The PBAC also noted that the issue of cardiovascular toxicity associated with the traditional NSAIDs and COX-2 inhibitors was still evolving and was not yet resolved. Although there has been an overall reduction in the use of the COX-2 inhibitors in particular, the Committee expressed concern that the potential existed for lumiracoxib to have a high uptake and for the usage to return to the levels of COX-2 inhibitor use prior to the removal of rofecoxib from the market.

The PBAC considered that in the current climate of uncertainty, caution in prescribing lumiracoxib was warranted, as the fundamental basis of risk versus benefit for this group of drugs had changed from when the COX-2 inhibitors were originally listed on the PBS.

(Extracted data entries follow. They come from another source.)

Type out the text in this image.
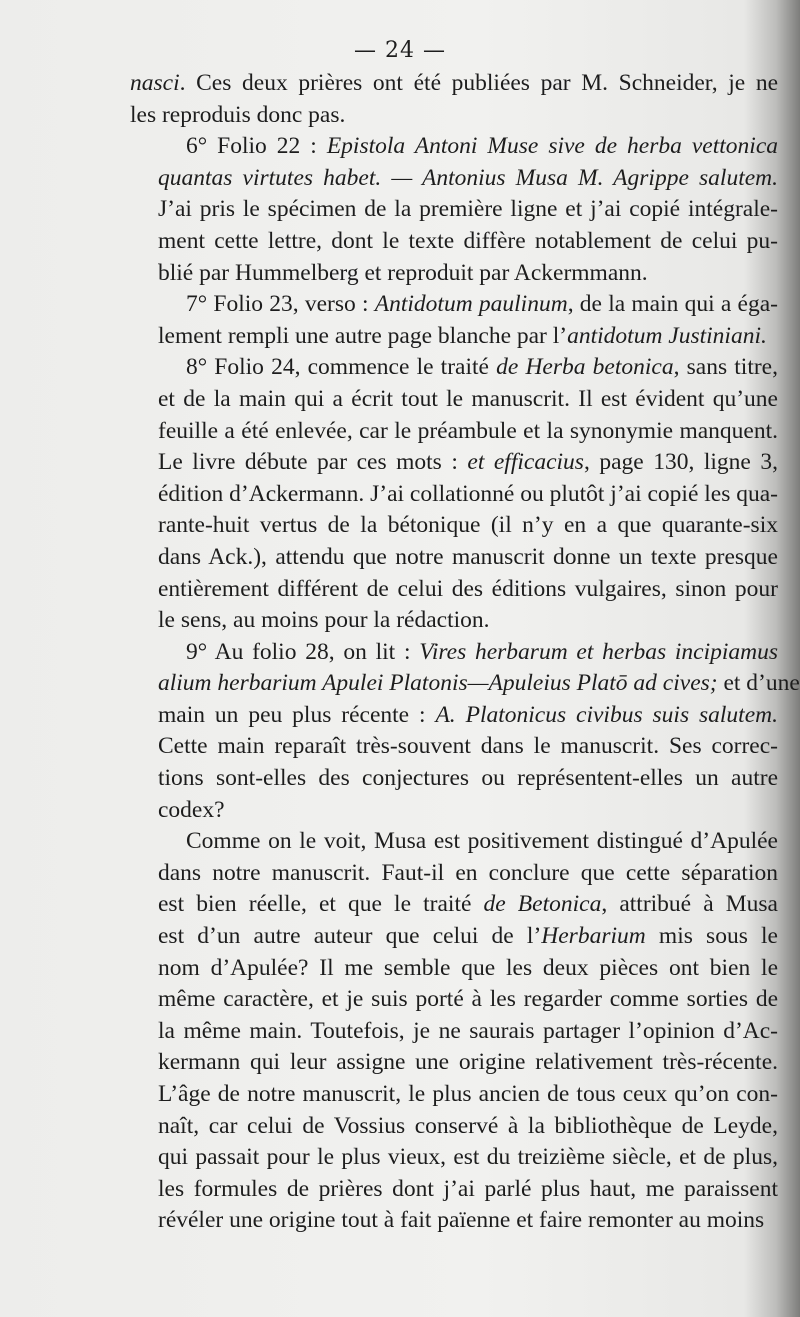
— 24 —

nasci. Ces deux prières ont été publiées par M. Schneider, je ne
les reproduis donc pas.

6° Folio 22 : Epistola Antoni Muse sive de herba vettonica
quantas virtutes habet. — Antonius Musa M. Agrippe salutem.
J’ai pris le spécimen de la première ligne et j’ai copié intégrale-
ment cette lettre, dont le texte diffère notablement de celui pu-
blié par Hummelberg et reproduit par Ackermmann.

7° Folio 23, verso : Antidotum paulinum, de la main qui a éga-
lement rempli une autre page blanche par l’antidotum Justiniani.

8° Folio 24, commence le traité de Herba betonica, sans titre,
et de la main qui a écrit tout le manuscrit. Il est évident qu’une
feuille a été enlevée, car le préambule et la synonymie manquent.
Le livre débute par ces mots : et efficacius, page 130, ligne 3,
édition d’Ackermann. J’ai collationné ou plutôt j’ai copié les qua-
rante-huit vertus de la bétonique (il n’y en a que quarante-six
dans Ack.), attendu que notre manuscrit donne un texte presque
entièrement différent de celui des éditions vulgaires, sinon pour
le sens, au moins pour la rédaction.

9° Au folio 28, on lit : Vires herbarum et herbas incipiamus
alium herbarium Apulei Platonis—Apuleius Platō ad cives; et d’une
main un peu plus récente : A. Platonicus civibus suis salutem.
Cette main reparaît très-souvent dans le manuscrit. Ses correc-
tions sont-elles des conjectures ou représentent-elles un autre
codex?

Comme on le voit, Musa est positivement distingué d’Apulée
dans notre manuscrit. Faut-il en conclure que cette séparation
est bien réelle, et que le traité de Betonica, attribué à Musa
est d’un autre auteur que celui de l’Herbarium mis sous le
nom d’Apulée? Il me semble que les deux pièces ont bien le
même caractère, et je suis porté à les regarder comme sorties de
la même main. Toutefois, je ne saurais partager l’opinion d’Ac-
kermann qui leur assigne une origine relativement très-récente.
L’âge de notre manuscrit, le plus ancien de tous ceux qu’on con-
naît, car celui de Vossius conservé à la bibliothèque de Leyde,
qui passait pour le plus vieux, est du treizième siècle, et de plus,
les formules de prières dont j’ai parlé plus haut, me paraissent
révéler une origine tout à fait païenne et faire remonter au moins
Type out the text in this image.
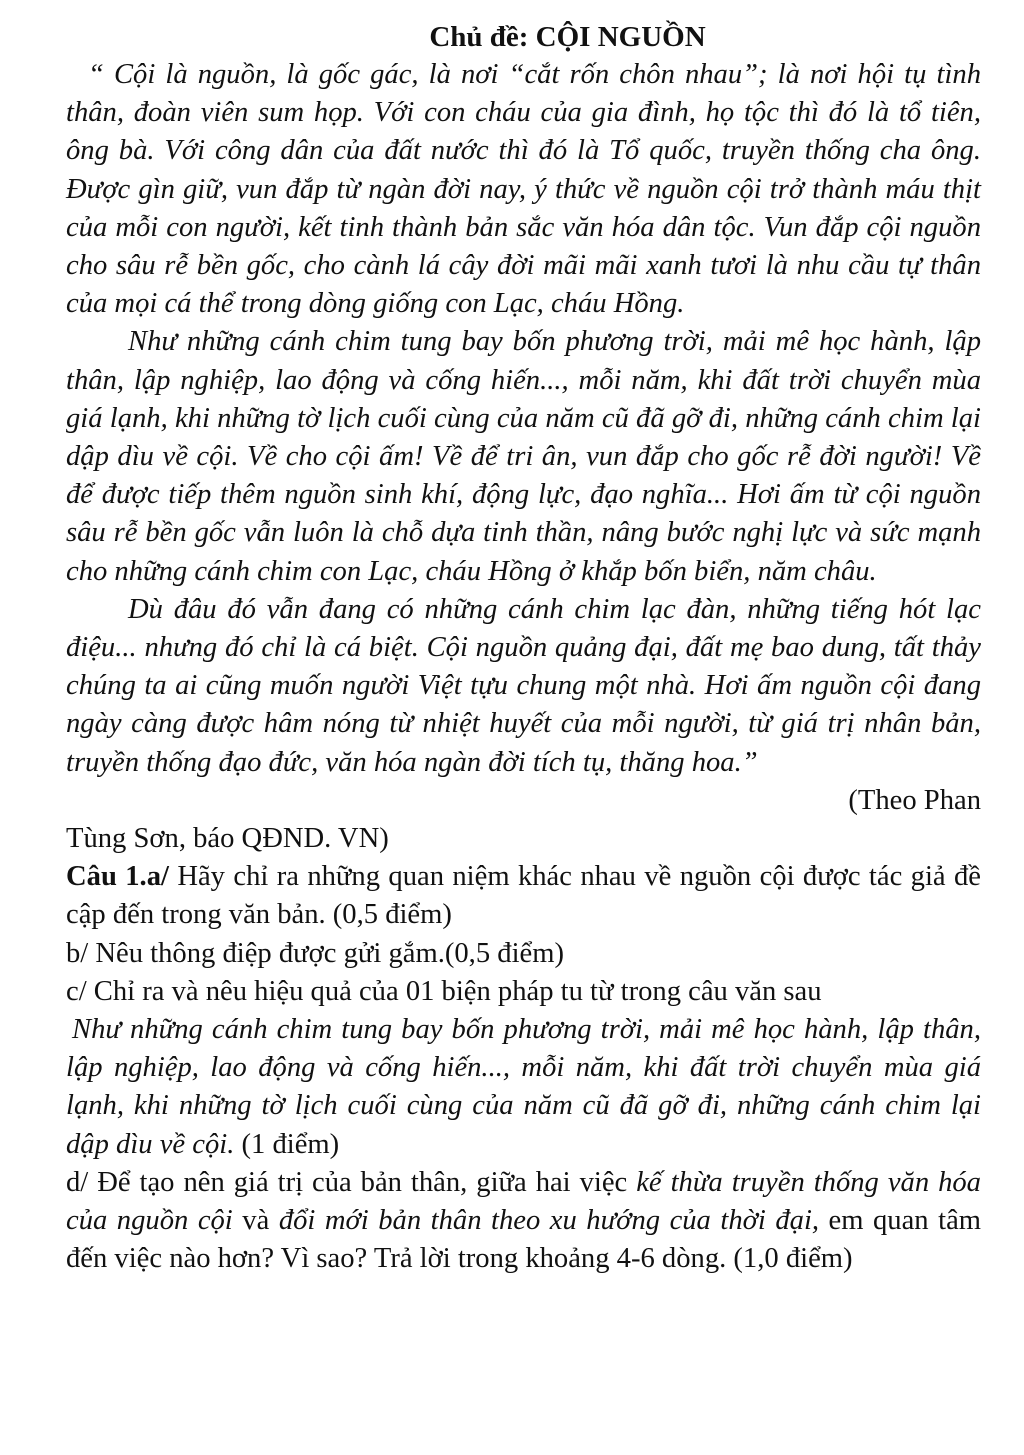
Chủ đề: CỘI NGUỒN

“ Cội là nguồn, là gốc gác, là nơi “cắt rốn chôn nhau”; là nơi hội tụ tình thân, đoàn viên sum họp. Với con cháu của gia đình, họ tộc thì đó là tổ tiên, ông bà. Với công dân của đất nước thì đó là Tổ quốc, truyền thống cha ông. Được gìn giữ, vun đắp từ ngàn đời nay, ý thức về nguồn cội trở thành máu thịt của mỗi con người, kết tinh thành bản sắc văn hóa dân tộc. Vun đắp cội nguồn cho sâu rễ bền gốc, cho cành lá cây đời mãi mãi xanh tươi là nhu cầu tự thân của mọi cá thể trong dòng giống con Lạc, cháu Hồng.

Như những cánh chim tung bay bốn phương trời, mải mê học hành, lập thân, lập nghiệp, lao động và cống hiến..., mỗi năm, khi đất trời chuyển mùa giá lạnh, khi những tờ lịch cuối cùng của năm cũ đã gỡ đi, những cánh chim lại dập dìu về cội. Về cho cội ấm! Về để tri ân, vun đắp cho gốc rễ đời người! Về để được tiếp thêm nguồn sinh khí, động lực, đạo nghĩa... Hơi ấm từ cội nguồn sâu rễ bền gốc vẫn luôn là chỗ dựa tinh thần, nâng bước nghị lực và sức mạnh cho những cánh chim con Lạc, cháu Hồng ở khắp bốn biển, năm châu.

Dù đâu đó vẫn đang có những cánh chim lạc đàn, những tiếng hót lạc điệu... nhưng đó chỉ là cá biệt. Cội nguồn quảng đại, đất mẹ bao dung, tất thảy chúng ta ai cũng muốn người Việt tựu chung một nhà. Hơi ấm nguồn cội đang ngày càng được hâm nóng từ nhiệt huyết của mỗi người, từ giá trị nhân bản, truyền thống đạo đức, văn hóa ngàn đời tích tụ, thăng hoa.”

(Theo Phan

Tùng Sơn, báo QĐND. VN)

Câu 1.a/ Hãy chỉ ra những quan niệm khác nhau về nguồn cội được tác giả đề cập đến trong văn bản. (0,5 điểm)

b/ Nêu thông điệp được gửi gắm.(0,5 điểm)

c/ Chỉ ra và nêu hiệu quả của 01 biện pháp tu từ trong câu văn sau

Như những cánh chim tung bay bốn phương trời, mải mê học hành, lập thân, lập nghiệp, lao động và cống hiến..., mỗi năm, khi đất trời chuyển mùa giá lạnh, khi những tờ lịch cuối cùng của năm cũ đã gỡ đi, những cánh chim lại dập dìu về cội. (1 điểm)

d/ Để tạo nên giá trị của bản thân, giữa hai việc kế thừa truyền thống văn hóa của nguồn cội và đổi mới bản thân theo xu hướng của thời đại, em quan tâm đến việc nào hơn? Vì sao? Trả lời trong khoảng 4-6 dòng. (1,0 điểm)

It was noted that the National Prescribing Service (NPS) has already undertaken prescriber educational activities in this area, and it was suggested that the NPS publish a RADAR article to provide potential prescribers with relevant up-to date data on the potential risks in terms of cardiovascular toxicity of lumiracoxib. The PBAC also noted that lumiracoxib was not registered for use in rheumatoid arthritis – a fact that should be included in any NPS material to assist in preventing leakage to this indication.

Recommendations:


LUMIRACOXIB, tablet, 200 mg
Details of the PBAC recommendations:

details of the PBAC recommendations
Restriction: Restricted benefit
Symptomatic treatment of osteoarthritis.
NOTE:
No applications for increased quantities or repeats will be authorised.
NOTE:
The use of lumiracoxib for the treatment of the following conditions is not subsidised through the PBS:
(a) acute pain;
(b) soft tissue injury;
(c) arthrosis without an inflammatory component.
Maximum quantity:
Repeats:

30
3

 

13. Context for Decision

The PBAC helps decide whether and, if so, how medicines should be subsidised in Australia. It considers submissions in this context. A PBAC decision not to recommend listing or not to recommend changing a listing does not represent a final PBAC view about the merits of the medicine. A company can resubmit to the PBAC or seek independent review of the PBAC decision.

14. Sponsor’s Comment

Novartis supports the need for post-marketing surveillance of marketed drugs and had a priori designed and implemented a world-wide pharmacovigilance and monitoring plan for lumiracoxib. The Prexige Risk Management Plan was discussed with the TGA prior to the November 2005 PBAC meeting. As a standard condition of registration Novartis supplies 6 monthly safety update reports to the TGA.